In der strengreligiösen Stadt Bnei Brak eröffneten andere Reservisten eine "Musterungsstelle". Sie seien gekommen, "um die Last der Wehrpflicht an die ultra-orthodoxe Bevölkerung zu übergeben", teilten sie nach Medienberichten mit. Ohne Demokratie werde es keine Volksarmee geben. Viele junge strengreligiöse Männer in Israel sind nicht bereit, in der Armee zu dienen. Dies sorgt in anderen Bevölkerungsteilen für großen Zorn. Im Verlauf des Tages waren noch zahlreiche weitere Proteste geplant, auch vor der deutschen Botschaft in Tel Aviv.

Gerichtsentscheide aufheben

Die umstrittene Reform soll dem israelischen Parlament ermöglichen, Entscheidungen des höchsten Gerichts aufzuheben. Kritiker sehen dadurch die Gewaltenteilung in Gefahr. Auch in Berlin wird am Donnerstag mit Protesten gerechnet. Der Besuch wird begleitet von einem Großeinsatz der Polizei. Für den Aufenthalt Netanyahus in Berlin gilt die höchste Sicherheitsstufe. Es wird mit umfangreichen Straßensperrungen und Absperrungen gerechnet.
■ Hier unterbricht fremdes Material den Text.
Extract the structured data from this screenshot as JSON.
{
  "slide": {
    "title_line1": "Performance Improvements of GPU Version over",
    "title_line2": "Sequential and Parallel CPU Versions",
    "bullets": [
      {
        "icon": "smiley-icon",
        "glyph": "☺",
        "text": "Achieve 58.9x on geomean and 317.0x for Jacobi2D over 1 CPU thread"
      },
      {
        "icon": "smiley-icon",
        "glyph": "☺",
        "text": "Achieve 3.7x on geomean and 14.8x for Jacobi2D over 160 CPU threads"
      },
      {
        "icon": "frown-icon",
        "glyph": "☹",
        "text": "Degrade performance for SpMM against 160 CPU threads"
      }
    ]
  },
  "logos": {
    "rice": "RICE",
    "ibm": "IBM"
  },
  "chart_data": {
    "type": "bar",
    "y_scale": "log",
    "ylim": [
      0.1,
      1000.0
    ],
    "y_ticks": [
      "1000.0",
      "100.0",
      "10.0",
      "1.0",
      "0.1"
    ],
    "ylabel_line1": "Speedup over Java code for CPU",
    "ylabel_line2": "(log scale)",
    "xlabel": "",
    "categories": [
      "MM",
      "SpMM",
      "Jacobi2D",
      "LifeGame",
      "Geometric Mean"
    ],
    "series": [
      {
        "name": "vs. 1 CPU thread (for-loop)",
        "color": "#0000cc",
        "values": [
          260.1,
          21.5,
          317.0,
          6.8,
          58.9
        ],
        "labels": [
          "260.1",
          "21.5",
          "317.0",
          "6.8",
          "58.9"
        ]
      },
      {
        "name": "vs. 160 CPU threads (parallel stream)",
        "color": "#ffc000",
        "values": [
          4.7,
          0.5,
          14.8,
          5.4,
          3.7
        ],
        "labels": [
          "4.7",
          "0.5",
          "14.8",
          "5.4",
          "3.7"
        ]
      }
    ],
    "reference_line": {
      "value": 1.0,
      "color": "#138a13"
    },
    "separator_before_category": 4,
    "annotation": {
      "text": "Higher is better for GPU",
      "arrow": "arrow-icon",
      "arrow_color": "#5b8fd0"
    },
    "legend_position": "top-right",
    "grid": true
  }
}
Im Gespräch Netanyahus mit Scholz soll es um die bilaterale Zusammenarbeit sowie internationale und regionale Sicherheitsfragen gehen. Netanyahu hatte zuletzt Rom besucht und plant auch eine Reise nach London. Nach israelischen Angaben bemüht er sich um eine entschlossene gemeinsame Haltung gegen das iranische Atomprogramm.